DG–KO cells showed decreased emerin levels, aberrant nuclear morphology and increased nucleus-centrosome distance. (A) Emerin levels were assessed in WT and DG–KO C2C12 cells by western blotting, using antibodies against β-DG, emerin and actin (loading control). Results correspond to mean +SEM of three separate experiments, with a p-value showing significant differences (unpaired t-test); (B) WT and DG–KO C2C12 cells were immunolabeled for emerin and counterstained with DAPI to decorate nuclei. The percentage of cells with aberrant nuclear morphology was calculated from three independent experiments (n = 150 nuclei), with a p-value showing significant differences (unpaired t-test). Scale bar, 10 µm; (C) WT and DG–KO C2C12 cells were double stained with anti-γ-tubulin antibodies and DAPI to decorate centrosomes and nuclei, respectively. Typical nuclei showing centrosome positioning are shown; scale bar, 10 µm. Nucleus-centrosome distance were measured in overlaid images using Leica Application Suite, Advanced Fluorescence Lite imaging processing software.

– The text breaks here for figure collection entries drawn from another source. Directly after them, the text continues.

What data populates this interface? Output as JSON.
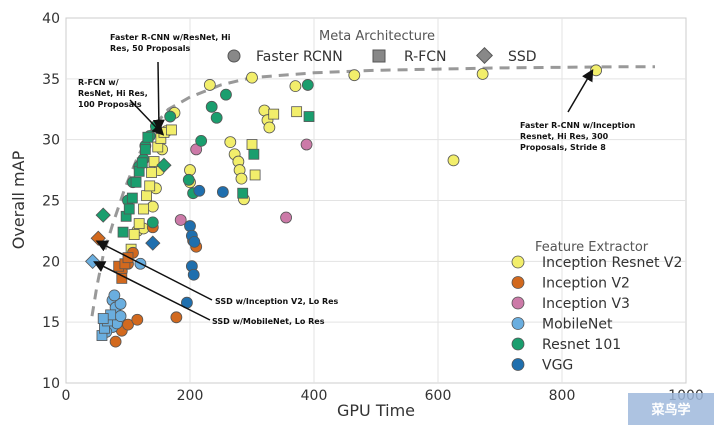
{
  "chart_data": {
    "type": "scatter",
    "xlabel": "GPU Time",
    "ylabel": "Overall mAP",
    "xlim": [
      0,
      1000
    ],
    "ylim": [
      10,
      40
    ],
    "xticks": [
      "0",
      "200",
      "400",
      "600",
      "800",
      "1000"
    ],
    "yticks": [
      "10",
      "15",
      "20",
      "25",
      "30",
      "35",
      "40"
    ],
    "grid": true,
    "meta_legend": {
      "title": "Meta Architecture",
      "placement": "top-center",
      "items": [
        {
          "label": "Faster RCNN",
          "marker": "circle"
        },
        {
          "label": "R-FCN",
          "marker": "square"
        },
        {
          "label": "SSD",
          "marker": "diamond"
        }
      ]
    },
    "feature_legend": {
      "title": "Feature Extractor",
      "placement": "lower-right",
      "items": [
        {
          "label": "Inception Resnet V2",
          "color": "#f2ee6b"
        },
        {
          "label": "Inception V2",
          "color": "#d2691e"
        },
        {
          "label": "Inception V3",
          "color": "#cc7aa8"
        },
        {
          "label": "MobileNet",
          "color": "#6aaedf"
        },
        {
          "label": "Resnet 101",
          "color": "#1a9e6e"
        },
        {
          "label": "VGG",
          "color": "#1f6fae"
        }
      ]
    },
    "frontier": [
      [
        42,
        15.5
      ],
      [
        50,
        18
      ],
      [
        60,
        20.5
      ],
      [
        75,
        23
      ],
      [
        95,
        26
      ],
      [
        115,
        28.5
      ],
      [
        140,
        31
      ],
      [
        165,
        32.5
      ],
      [
        200,
        33.5
      ],
      [
        250,
        34.5
      ],
      [
        300,
        35.1
      ],
      [
        400,
        35.5
      ],
      [
        500,
        35.7
      ],
      [
        600,
        35.8
      ],
      [
        700,
        35.9
      ],
      [
        800,
        35.95
      ],
      [
        900,
        36
      ],
      [
        950,
        36
      ]
    ],
    "annotations": [
      {
        "text": [
          "Faster R-CNN w/ResNet, Hi",
          "Res, 50 Proposals"
        ],
        "target": [
          150,
          30.9
        ]
      },
      {
        "text": [
          "R-FCN w/",
          "ResNet, Hi Res,",
          "100 Proposals"
        ],
        "target": [
          155,
          30.5
        ]
      },
      {
        "text": [
          "SSD w/Inception V2, Lo Res"
        ],
        "target": [
          52,
          21.6
        ]
      },
      {
        "text": [
          "SSD w/MobileNet, Lo Res"
        ],
        "target": [
          48,
          19.9
        ]
      },
      {
        "text": [
          "Faster R-CNN w/Inception",
          "Resnet, Hi Res, 300",
          "Proposals, Stride 8"
        ],
        "target": [
          848,
          35.6
        ]
      }
    ],
    "series": [
      {
        "name": "Inception Resnet V2",
        "color": "#f2ee6b",
        "points": [
          {
            "x": 115,
            "y": 22.5,
            "m": "circle"
          },
          {
            "x": 125,
            "y": 22.7,
            "m": "circle"
          },
          {
            "x": 140,
            "y": 24.5,
            "m": "circle"
          },
          {
            "x": 145,
            "y": 26,
            "m": "circle"
          },
          {
            "x": 150,
            "y": 27.5,
            "m": "circle"
          },
          {
            "x": 155,
            "y": 29.2,
            "m": "circle"
          },
          {
            "x": 162,
            "y": 30.7,
            "m": "circle"
          },
          {
            "x": 175,
            "y": 32.2,
            "m": "circle"
          },
          {
            "x": 200,
            "y": 27.5,
            "m": "circle"
          },
          {
            "x": 200,
            "y": 26.5,
            "m": "circle"
          },
          {
            "x": 232,
            "y": 34.5,
            "m": "circle"
          },
          {
            "x": 265,
            "y": 29.8,
            "m": "circle"
          },
          {
            "x": 272,
            "y": 28.8,
            "m": "circle"
          },
          {
            "x": 278,
            "y": 28.2,
            "m": "circle"
          },
          {
            "x": 280,
            "y": 27.5,
            "m": "circle"
          },
          {
            "x": 283,
            "y": 26.8,
            "m": "circle"
          },
          {
            "x": 287,
            "y": 25.1,
            "m": "circle"
          },
          {
            "x": 320,
            "y": 32.4,
            "m": "circle"
          },
          {
            "x": 325,
            "y": 31.6,
            "m": "circle"
          },
          {
            "x": 328,
            "y": 31,
            "m": "circle"
          },
          {
            "x": 370,
            "y": 34.4,
            "m": "circle"
          },
          {
            "x": 465,
            "y": 35.3,
            "m": "circle"
          },
          {
            "x": 625,
            "y": 28.3,
            "m": "circle"
          },
          {
            "x": 672,
            "y": 35.4,
            "m": "circle"
          },
          {
            "x": 855,
            "y": 35.7,
            "m": "circle"
          },
          {
            "x": 300,
            "y": 35.1,
            "m": "circle"
          },
          {
            "x": 105,
            "y": 21,
            "m": "square"
          },
          {
            "x": 110,
            "y": 22.2,
            "m": "square"
          },
          {
            "x": 118,
            "y": 23.1,
            "m": "square"
          },
          {
            "x": 125,
            "y": 24.3,
            "m": "square"
          },
          {
            "x": 130,
            "y": 25.4,
            "m": "square"
          },
          {
            "x": 135,
            "y": 26.2,
            "m": "square"
          },
          {
            "x": 138,
            "y": 27.3,
            "m": "square"
          },
          {
            "x": 142,
            "y": 28.2,
            "m": "square"
          },
          {
            "x": 148,
            "y": 29.4,
            "m": "square"
          },
          {
            "x": 153,
            "y": 30.1,
            "m": "square"
          },
          {
            "x": 158,
            "y": 30.6,
            "m": "square"
          },
          {
            "x": 170,
            "y": 30.8,
            "m": "square"
          },
          {
            "x": 300,
            "y": 29.6,
            "m": "square"
          },
          {
            "x": 305,
            "y": 27.1,
            "m": "square"
          },
          {
            "x": 335,
            "y": 32.1,
            "m": "square"
          },
          {
            "x": 372,
            "y": 32.3,
            "m": "square"
          }
        ]
      },
      {
        "name": "Inception V2",
        "color": "#d2691e",
        "points": [
          {
            "x": 80,
            "y": 13.4,
            "m": "circle"
          },
          {
            "x": 90,
            "y": 14.3,
            "m": "circle"
          },
          {
            "x": 100,
            "y": 14.8,
            "m": "circle"
          },
          {
            "x": 115,
            "y": 15.2,
            "m": "circle"
          },
          {
            "x": 90,
            "y": 19.2,
            "m": "circle"
          },
          {
            "x": 100,
            "y": 19.8,
            "m": "circle"
          },
          {
            "x": 108,
            "y": 20.7,
            "m": "circle"
          },
          {
            "x": 178,
            "y": 15.4,
            "m": "circle"
          },
          {
            "x": 205,
            "y": 21.7,
            "m": "circle"
          },
          {
            "x": 210,
            "y": 21.2,
            "m": "circle"
          },
          {
            "x": 140,
            "y": 22.8,
            "m": "circle"
          },
          {
            "x": 85,
            "y": 19.6,
            "m": "square"
          },
          {
            "x": 90,
            "y": 18.6,
            "m": "square"
          },
          {
            "x": 95,
            "y": 19.8,
            "m": "square"
          },
          {
            "x": 100,
            "y": 20.3,
            "m": "square"
          },
          {
            "x": 52,
            "y": 21.9,
            "m": "diamond"
          }
        ]
      },
      {
        "name": "Inception V3",
        "color": "#cc7aa8",
        "points": [
          {
            "x": 185,
            "y": 23.4,
            "m": "circle"
          },
          {
            "x": 210,
            "y": 29.2,
            "m": "circle"
          },
          {
            "x": 355,
            "y": 23.6,
            "m": "circle"
          },
          {
            "x": 388,
            "y": 29.6,
            "m": "circle"
          }
        ]
      },
      {
        "name": "MobileNet",
        "color": "#6aaedf",
        "points": [
          {
            "x": 75,
            "y": 16.8,
            "m": "circle"
          },
          {
            "x": 80,
            "y": 16.2,
            "m": "circle"
          },
          {
            "x": 88,
            "y": 16.5,
            "m": "circle"
          },
          {
            "x": 70,
            "y": 15.2,
            "m": "circle"
          },
          {
            "x": 75,
            "y": 14.6,
            "m": "circle"
          },
          {
            "x": 82,
            "y": 14.9,
            "m": "circle"
          },
          {
            "x": 88,
            "y": 15.5,
            "m": "circle"
          },
          {
            "x": 78,
            "y": 17.2,
            "m": "circle"
          },
          {
            "x": 65,
            "y": 14.2,
            "m": "circle"
          },
          {
            "x": 120,
            "y": 19.8,
            "m": "circle"
          },
          {
            "x": 58,
            "y": 13.9,
            "m": "square"
          },
          {
            "x": 62,
            "y": 14.5,
            "m": "square"
          },
          {
            "x": 67,
            "y": 15.1,
            "m": "square"
          },
          {
            "x": 72,
            "y": 15.6,
            "m": "square"
          },
          {
            "x": 60,
            "y": 15.3,
            "m": "square"
          },
          {
            "x": 43,
            "y": 20,
            "m": "diamond"
          }
        ]
      },
      {
        "name": "Resnet 101",
        "color": "#1a9e6e",
        "points": [
          {
            "x": 100,
            "y": 25,
            "m": "circle"
          },
          {
            "x": 108,
            "y": 26.5,
            "m": "circle"
          },
          {
            "x": 118,
            "y": 27.8,
            "m": "circle"
          },
          {
            "x": 125,
            "y": 28.4,
            "m": "circle"
          },
          {
            "x": 128,
            "y": 29.5,
            "m": "circle"
          },
          {
            "x": 135,
            "y": 30.3,
            "m": "circle"
          },
          {
            "x": 145,
            "y": 31.1,
            "m": "circle"
          },
          {
            "x": 140,
            "y": 23.2,
            "m": "circle"
          },
          {
            "x": 168,
            "y": 31.9,
            "m": "circle"
          },
          {
            "x": 198,
            "y": 26.7,
            "m": "circle"
          },
          {
            "x": 205,
            "y": 25.6,
            "m": "circle"
          },
          {
            "x": 218,
            "y": 29.9,
            "m": "circle"
          },
          {
            "x": 235,
            "y": 32.7,
            "m": "circle"
          },
          {
            "x": 243,
            "y": 31.8,
            "m": "circle"
          },
          {
            "x": 258,
            "y": 33.7,
            "m": "circle"
          },
          {
            "x": 390,
            "y": 34.5,
            "m": "circle"
          },
          {
            "x": 92,
            "y": 22.4,
            "m": "square"
          },
          {
            "x": 97,
            "y": 23.7,
            "m": "square"
          },
          {
            "x": 102,
            "y": 24.3,
            "m": "square"
          },
          {
            "x": 107,
            "y": 25.2,
            "m": "square"
          },
          {
            "x": 113,
            "y": 26.5,
            "m": "square"
          },
          {
            "x": 118,
            "y": 27.4,
            "m": "square"
          },
          {
            "x": 123,
            "y": 28.1,
            "m": "square"
          },
          {
            "x": 128,
            "y": 29.2,
            "m": "square"
          },
          {
            "x": 132,
            "y": 30.2,
            "m": "square"
          },
          {
            "x": 285,
            "y": 25.6,
            "m": "square"
          },
          {
            "x": 303,
            "y": 28.8,
            "m": "square"
          },
          {
            "x": 392,
            "y": 31.9,
            "m": "square"
          },
          {
            "x": 60,
            "y": 23.8,
            "m": "diamond"
          },
          {
            "x": 158,
            "y": 27.9,
            "m": "diamond"
          }
        ]
      },
      {
        "name": "VGG",
        "color": "#1f6fae",
        "points": [
          {
            "x": 200,
            "y": 22.9,
            "m": "circle"
          },
          {
            "x": 203,
            "y": 22.1,
            "m": "circle"
          },
          {
            "x": 207,
            "y": 21.6,
            "m": "circle"
          },
          {
            "x": 203,
            "y": 19.6,
            "m": "circle"
          },
          {
            "x": 206,
            "y": 18.9,
            "m": "circle"
          },
          {
            "x": 195,
            "y": 16.6,
            "m": "circle"
          },
          {
            "x": 215,
            "y": 25.8,
            "m": "circle"
          },
          {
            "x": 253,
            "y": 25.7,
            "m": "circle"
          },
          {
            "x": 140,
            "y": 21.5,
            "m": "diamond"
          }
        ]
      }
    ]
  },
  "watermark": {
    "text": "菜鸟学"
  }
}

Data in the graph correspond to the mean ± SD of triplicate experiments (n = 300 nuclei), with p-value denoting significant difference (student’s t-test).

Figure 7

Loss of β-DG accelerates emerin degradation by the proteasome. (A) WT and DG–KO C2C12 myoblasts were treated with cycloheximide (CHX) for the indicated time intervals. Cell lysates were then subjected to western blot analysis using specific antibodies for emerin and actin (loading control). Bottom panel. Emerin half-life (t1/2) was calculated by densitometry analysis of western blots, as described in Methods. Data correspond to mean +SEM of three separate experiments, and the linear regression plot was obtained using Graphpad Prism 6 software; (B) WT and DG–KO C2C12 myoblasts treated with CHX as in (A) were further incubated for 24 h with MG132 (proteasome inhibitor) or vehicle alone (-). Data correspond to mean +SEM of three separate experiments, with p-values indicating significance differences (unpaired t-test).